Per la seconda volta la ISSE a Yaroslavl Stampa
Lunedì 11 Marzo 2013 21:53

EDITORIALE

Prof. Luca Bandettini       DOWNLOAD

Dal 16 al 17 Febbraio si è svolto a Yaroslavl, organizzato dal "Russian Endoscopy Training Center", il Workshop "Challenging Endoscopic Tecniques: a stepwise approach and clinical experience", con sessioni di live endoscopy e training di endoscopia chirurgica su modelli ex vivo di animali (stomaco di maiale) e simposi sulle emorragie digestive e sulle complicanze in endoscoscopia chirurgica. Per me è stato un grande onore avere avuto il privilegio di essere tra i direttori del corso e moderatore delle sessioni, ed anche se l'invito era personale, quale facente parte del Consiglio Direttivo della ISSE, mi sono permesso di portare i saluti del nostro Presidente e della società.

 

 

 

 

Ancora una volta l'accoglienza e l'ospitalità dei colleghi russi è stata eccezionale e l'organizzazione perfetta. Io e la Dott.ssa Caterina Foppa, presente quale discussant, abbiamo apprezzato in particolar modo quanto ci ha fatto vedere il Prof. Itoh durante il live endoscopy. Abbiamo ammirato la sua precisione e la sua tecnica nell'esecuzione di 2 ESD per early gastric cancer. Ciò che ci ha più colpito è stata la rapidità dell'esecuzione (meno di 30 minuti), la precisione e il sempre perfetto controllo di ogni passaggio nell'esecuzione della procedura. Anche il Prof. Kashin (responsabile ed organizzatore del workshop) ha eseguito ESD ed EMR gastriche e coliche. Purtroppo all'ultimo momento è mancata la presenza del Prof. Ribeiro che per un trauma ad un arto inferiore non ha potuto lasciare la sua sede di Oporto.

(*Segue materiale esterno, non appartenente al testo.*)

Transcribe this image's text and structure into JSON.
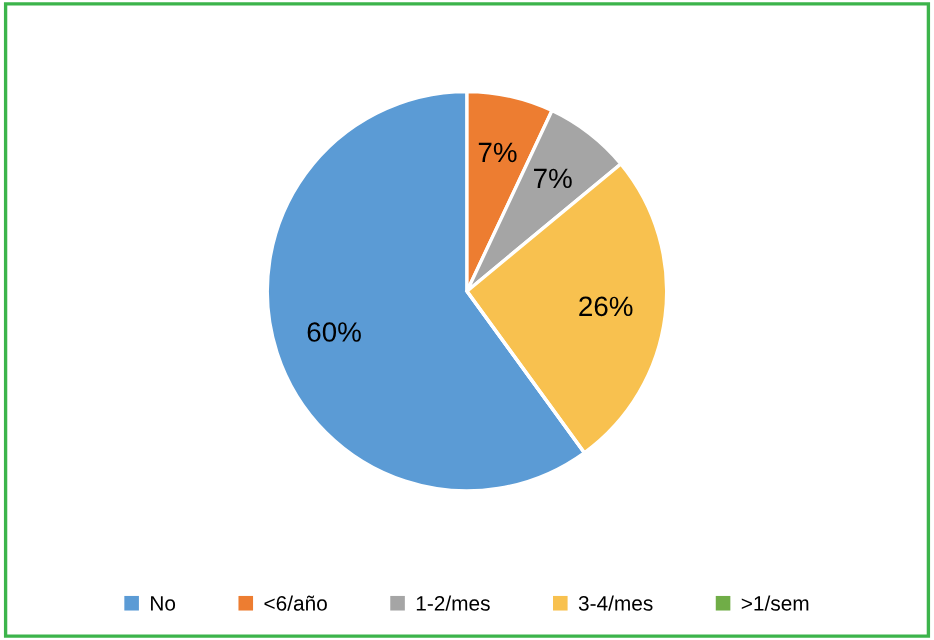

Le procedure eseguite in live endoscopy (EMR/ESD) mi hanno sempre più convinto che esse oggi sono interventi non più sperimentali ma devono essere considerati nel trattamento delle neoplasie gastriche e colorettali iniziali. Infatti grazie all'alta tecnologia (cromoendoscopia con coloranti vitali e virtuale) è sempre più facile osservare lesioni molto piccole che controindicano interventi demolitivi, senza modificare la prognosi. Se le sessioni di live endoscopy sono state particolarmente interessanti altrettanto sono stati interessanti i simposi sui sanguinamenti gastrointestinali non da varici e sul trattamento delle complicanze dopo EMR/ESD. Per quanto riguarda le sessioni sui sanguinamenti anche per i nostri colleghi russi gli argomenti oggetto di controversie sono gli stessi che affrontiamo nelle nostre riunioni scientifiche. Una intera mattinata è stata dedicata alla parte pratica su stomaci di maiale, questa è consistita nell'esecuzione di EMR/ESD nelle tecniche di emostasi e nelle polipectomie, tutto questo con l'assistenza diretta del Prof. Itoh, del Prof. Kashin e degli altri direttori del corso tra cui il sottoscritto. Anche la Dott.ssa Foppa ha partecipato al training.

Per concludere, anche questa volta il workshop a Yaroslavl è stato per me e per la Dott.ssa Foppa un'esperienza molto interessante e ci ha permesso di conoscere ancora più approfonditamente il livello dell'endoscopia chirurgica russa che sicuramente è di notevole spessore. Per me come rappresentante, anche se non ufficiale, della ISSE è stato molto importante la partecipazione a questo evento scientifico che mi ha permesso di portare il contributo mio personale e di mostrare il livello dell'endoscopia chirurgica italiana. Credo che questo contributo sia stato particolarmente apprezzato in quanto sono stato nuovamente invitato per il prossimo Luglio a tenere una lettura magistrale sullo screening-diagnosi-trattamento delle neoplasie iniziali colorettali. Inoltre nell'incontro ufficiale con il rettore della facoltà medica di Yaroslavl, Prof. Pavlov, e con il vice governatore della regione di Yaroslavl, Dott. Senin, è stato stabilito di dare ufficialità ad un eventuale collaborazione tra le università di Firenze e di Yaroslavl per un interscambio di giovani endoscopisti. Credo che incrementare la collaborazione tra la realtà endoscopica russa e quella italiana sia molto importante per la ISSE e che l'invito fatto dal Dott. Rodella al Prof. Kashin ed alla Dott.ssa Galkova al prossimo congresso ISSE di Verona sia un ulteriore passo per migliorare la collaborazione.